Each morning bright-eyed kindergartners attend chapel with the elementary and high school students. They love the attention from the older kids, and the older students enjoy the enthusiasm of these little ones. Daily chapel is a precious time of community: little ones imitate the older students in a wholesome way, and the older students know they are being watched by little ‘eagle eyes’. Their interaction breeds a special bond of respect, cooperation, and concern for each other.
This is but the beginning of activities throughout the year intended to develop a healthy bond within our school community. This scenario replicates itself year after year. By the time students are second semester seniors, they frequently verbalize in a melancholic tone how much they will miss the sweet moments with these little ones. The feeling is mutual: kindergartners have been known to cry at the seniors’ graduation too!
How can you accomplish this much in half-day Kindergarten class?
Perhaps the best way to describe what Kindergartners learn is to share how the Abeka program works for our kindergarten. “A curriculum with high standards shape not just what children know, but who they become with character-building content that reinforces biblical value.”* When learning is exciting, it is amazing how fast children can learn.
Thinking and Learning
“Kindergarten students develop their motor coordination skills, visual discrimination skills, and listening and thinking skills. As they color and cut in a variety of activities, they will also encounter character building exercises.”*
“They build early math skills with number
concepts through 100, simple addition
and subtraction combinations, telling time,
number sequences, number words, skip
counting, and working with money.”*
Students join the famous “100 Club”
now that they can count to one hundred,
and probably beyond.
“Students learn to recognize short vowel, long vowel consonant, and blend sounds before moving on to reading one-vowel and two-vowel words.”*
“They will learn and review vowel and consonant sounds, blends, one-and two-vowel words, words with special sounds, and sentence comprehension through a variety of activities. Children will be able to read the 13 small readers by the end of the year."*
Kindergarten Tea - Announcing to the world, “I am a reader.”
Each spring is the Kindergarten Tea, a formal celebration of reading from our kindergarten students. Each kindergarten student chooses one of the 13 readers to read before parents, siblings, and grandparents. Standing at a specially constructed podium just their size, they command the room. Then, a celebration ensues with a formal tea.
There are fancy finger foods of little dinosaur-shaped PB & J sandwiches, appetizers of all sorts, and numerous small party desserts arranged on crystal platters and silver trays.

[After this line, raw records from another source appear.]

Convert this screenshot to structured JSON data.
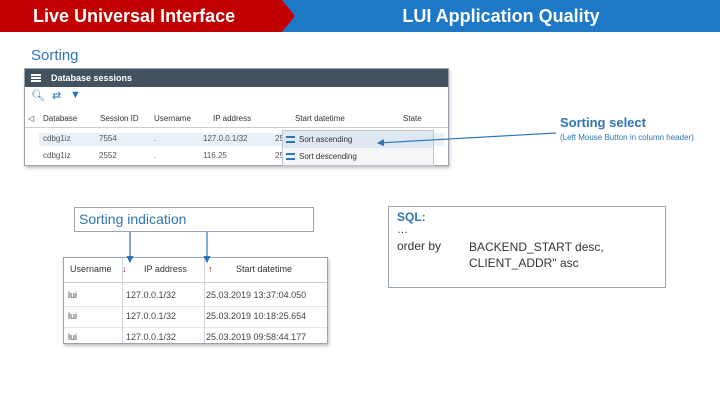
{
  "header": {
    "left_title": "Live Universal Interface",
    "right_title": "LUI Application Quality"
  },
  "section_title": "Sorting",
  "db_sessions": {
    "title": "Database sessions",
    "columns": [
      "Database",
      "Session ID",
      "Username",
      "IP address",
      "Start datetime",
      "State"
    ],
    "rows": [
      [
        "cdbg1iz",
        "7554",
        ".",
        "127.0.0.1/32",
        "25"
      ],
      [
        "cdbg1iz",
        "2552",
        ".",
        "116.25",
        "25"
      ]
    ],
    "menu": {
      "sort_ascending": "Sort ascending",
      "sort_descending": "Sort descending"
    }
  },
  "sorting_select": {
    "title": "Sorting select",
    "note": "(Left Mouse Button in column header)"
  },
  "sorting_indication": {
    "label": "Sorting indication"
  },
  "sql": {
    "title": "SQL:",
    "ellipsis": "…",
    "order_by": "order by",
    "value": "BACKEND_START desc, CLIENT_ADDR\" asc"
  },
  "result_table": {
    "columns": [
      "Username",
      "IP address",
      "Start datetime"
    ],
    "rows": [
      [
        "lui",
        "127.0.0.1/32",
        "25.03.2019 13:37:04.050"
      ],
      [
        "lui",
        "127.0.0.1/32",
        "25.03.2019 10:18:25.654"
      ],
      [
        "lui",
        "127.0.0.1/32",
        "25.03.2019 09:58:44.177"
      ]
    ]
  },
  "colors": {
    "header_red": "#c00000",
    "header_blue": "#1e78c8",
    "accent_blue": "#2e75b6"
  }
}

High school seniors prepare tiny appetizers and serve the special guests. This is an important day to celebrate. It is the Kindergartners’ announcement to the world: “I am a reader.”
Kindergartners can begin reading the most important book in the world – the Bible.
“Students learn about America and the people around them. The focus is on community helpers, American people, American places, plus the geography and culture of ten other countries. These studies help our children become responsible citizens and good stewards of creation.”*
Young students are inspired to go out and explore their world as they learn how science gives glory to a Creator God.*
Students explore the world around them, focusing upon the weather, seasons, seeds, animals, and the seashore. Students will "visit" different environments, observing plants and animals from a Christian perspective.*
Children are introduced to basic art concepts such as painting and shapes while continuing to build their coordination and fine motor skills.*
Students learn the major stories of the Old Testament. We discuss the lessons we can gain from these real people that will apply to our lives.